April 1, 2010 4:20:47 PM PDT
School districts across North Carolina are facing massive cuts as tax revenue continues to remain flat. Durham is no different. Officials say their latest numbers show they may have to cut as much as $20 million from the 2010-2011 budget.

"These are unprecedented cuts that we are facing next school year," said Interim Superintendent Hank Hurd in a news release. "We have received input from schools and talked with parent leaders but the fact remains that the cuts are so huge that they will definitely have an impact on the classroom."

School leaders have turned to county commissioners to ask for more money. A group of Durham principals recently sent the Durham County Commission a letter that asks it to, "consider the impact of financial decisions that may cause us to compromise the effectiveness of our instructional program that the Durham community has come to expect."

Hurd will present a proposed budget to the Board of Education on April 29. It includes a proposal to cut some 60 Central Services positions and 25 percent from Central Services program budgets, totaling approximately $3.5 million.

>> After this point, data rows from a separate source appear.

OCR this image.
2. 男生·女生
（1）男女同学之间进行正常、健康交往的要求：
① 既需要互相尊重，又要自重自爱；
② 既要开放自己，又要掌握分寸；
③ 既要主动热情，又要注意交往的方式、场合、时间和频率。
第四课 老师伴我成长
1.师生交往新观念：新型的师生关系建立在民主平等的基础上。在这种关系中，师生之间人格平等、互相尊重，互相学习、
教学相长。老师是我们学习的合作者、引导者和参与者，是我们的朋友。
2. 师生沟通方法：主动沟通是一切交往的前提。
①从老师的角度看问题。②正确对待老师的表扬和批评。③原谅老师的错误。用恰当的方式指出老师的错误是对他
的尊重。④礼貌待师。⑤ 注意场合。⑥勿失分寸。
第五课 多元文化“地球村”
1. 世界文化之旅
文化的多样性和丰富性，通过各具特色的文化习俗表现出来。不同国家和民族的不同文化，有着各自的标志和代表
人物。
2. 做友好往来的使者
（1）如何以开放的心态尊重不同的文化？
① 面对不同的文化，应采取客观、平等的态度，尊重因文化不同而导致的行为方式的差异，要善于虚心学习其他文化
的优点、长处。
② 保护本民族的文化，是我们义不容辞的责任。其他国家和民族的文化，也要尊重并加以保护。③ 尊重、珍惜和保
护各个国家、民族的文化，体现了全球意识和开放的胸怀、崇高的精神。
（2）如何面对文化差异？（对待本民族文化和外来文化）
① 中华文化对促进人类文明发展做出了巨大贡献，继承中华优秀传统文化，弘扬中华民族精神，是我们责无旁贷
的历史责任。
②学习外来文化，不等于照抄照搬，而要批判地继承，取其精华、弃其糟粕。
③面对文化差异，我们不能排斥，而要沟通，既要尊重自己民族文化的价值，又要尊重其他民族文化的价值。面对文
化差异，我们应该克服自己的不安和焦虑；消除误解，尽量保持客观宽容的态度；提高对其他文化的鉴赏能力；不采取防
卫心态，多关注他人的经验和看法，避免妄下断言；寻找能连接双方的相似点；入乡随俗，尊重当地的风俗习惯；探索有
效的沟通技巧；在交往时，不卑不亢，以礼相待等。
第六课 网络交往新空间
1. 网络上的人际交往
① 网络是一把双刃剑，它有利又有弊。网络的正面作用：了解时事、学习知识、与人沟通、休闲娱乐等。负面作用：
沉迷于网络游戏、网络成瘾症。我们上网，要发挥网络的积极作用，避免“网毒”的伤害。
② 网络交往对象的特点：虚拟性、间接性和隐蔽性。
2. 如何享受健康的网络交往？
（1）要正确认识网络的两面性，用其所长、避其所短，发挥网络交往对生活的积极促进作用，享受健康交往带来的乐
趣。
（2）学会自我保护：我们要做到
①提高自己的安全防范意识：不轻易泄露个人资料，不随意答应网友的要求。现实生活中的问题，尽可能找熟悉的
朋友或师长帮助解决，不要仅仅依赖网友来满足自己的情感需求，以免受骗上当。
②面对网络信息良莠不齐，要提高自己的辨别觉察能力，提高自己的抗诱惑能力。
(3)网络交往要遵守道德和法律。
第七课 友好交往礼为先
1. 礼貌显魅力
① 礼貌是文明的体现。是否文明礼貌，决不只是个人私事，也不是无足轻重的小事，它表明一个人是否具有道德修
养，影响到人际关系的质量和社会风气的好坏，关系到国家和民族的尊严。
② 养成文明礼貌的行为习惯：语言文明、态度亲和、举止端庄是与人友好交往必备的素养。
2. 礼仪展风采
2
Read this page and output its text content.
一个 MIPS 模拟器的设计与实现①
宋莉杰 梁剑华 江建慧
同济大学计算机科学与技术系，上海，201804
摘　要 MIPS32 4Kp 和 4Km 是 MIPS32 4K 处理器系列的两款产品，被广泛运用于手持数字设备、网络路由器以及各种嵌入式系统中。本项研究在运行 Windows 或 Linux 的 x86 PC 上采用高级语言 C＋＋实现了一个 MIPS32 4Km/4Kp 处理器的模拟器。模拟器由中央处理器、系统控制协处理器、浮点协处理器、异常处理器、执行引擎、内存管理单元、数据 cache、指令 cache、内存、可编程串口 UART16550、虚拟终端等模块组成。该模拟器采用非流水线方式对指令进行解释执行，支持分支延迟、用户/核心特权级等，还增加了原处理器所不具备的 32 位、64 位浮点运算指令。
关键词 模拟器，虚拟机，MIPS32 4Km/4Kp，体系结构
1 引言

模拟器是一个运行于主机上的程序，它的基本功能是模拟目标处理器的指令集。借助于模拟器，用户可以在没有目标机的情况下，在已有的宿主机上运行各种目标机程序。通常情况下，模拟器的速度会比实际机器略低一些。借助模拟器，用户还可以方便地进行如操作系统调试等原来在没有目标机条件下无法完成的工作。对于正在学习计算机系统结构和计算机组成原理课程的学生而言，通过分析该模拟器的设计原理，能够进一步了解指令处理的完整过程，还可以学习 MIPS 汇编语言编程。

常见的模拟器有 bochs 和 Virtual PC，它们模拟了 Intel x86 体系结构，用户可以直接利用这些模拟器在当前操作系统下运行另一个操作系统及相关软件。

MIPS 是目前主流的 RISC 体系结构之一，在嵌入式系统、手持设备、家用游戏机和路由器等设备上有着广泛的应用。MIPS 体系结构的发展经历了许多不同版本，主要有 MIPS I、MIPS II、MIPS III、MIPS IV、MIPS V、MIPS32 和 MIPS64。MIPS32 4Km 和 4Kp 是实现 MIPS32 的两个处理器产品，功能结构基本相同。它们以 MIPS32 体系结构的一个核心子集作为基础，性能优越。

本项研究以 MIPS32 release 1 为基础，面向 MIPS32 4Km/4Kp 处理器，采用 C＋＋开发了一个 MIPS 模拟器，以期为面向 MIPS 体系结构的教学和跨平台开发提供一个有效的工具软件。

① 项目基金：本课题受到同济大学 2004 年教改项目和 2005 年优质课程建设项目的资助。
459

But the district also wants input from teachers. It sent out a survey that asks teachers to choose between permanent salary reductions or unpaid furloughs.

Click here to read the survey (.pdf)

The survey says teachers can save some of their colleague's jobs if they agree to one or the other.

One question says if teachers opt for a 2-day furlough, they can save 32 teaching positions. Another question says agreeing to a 5 percent salary reduction would save 180 jobs and a 7 percent cut would mean 249 jobs.

The survey warns teachers that the cuts would be permanent and could affect their retirement benefits.

Teachers who spoke with ABC11 Thursday said they were worried about potential pay cuts. A teacher earning $35,000 a year could lose up to $245 dollars a month.

"For some people, it's the difference between paying for their bills or paying for childcare or not being able to do that," explained teacher Rae Ann Baker.

Baker's not only an educator, she's also a mom who's concerned about the cutbacks that are already taking a toll.

"We want more people to come to Durham. We want economic growth. But without the people coming in and the schools to educate the kids, we're not going to have the growth. We can't keep doing it the way we're doing it," she said.

A public hearing on the school budget is scheduled for next month. The district must present its budget to the Durham County Commission by May 15. DPS has created a website that features the latest budget information.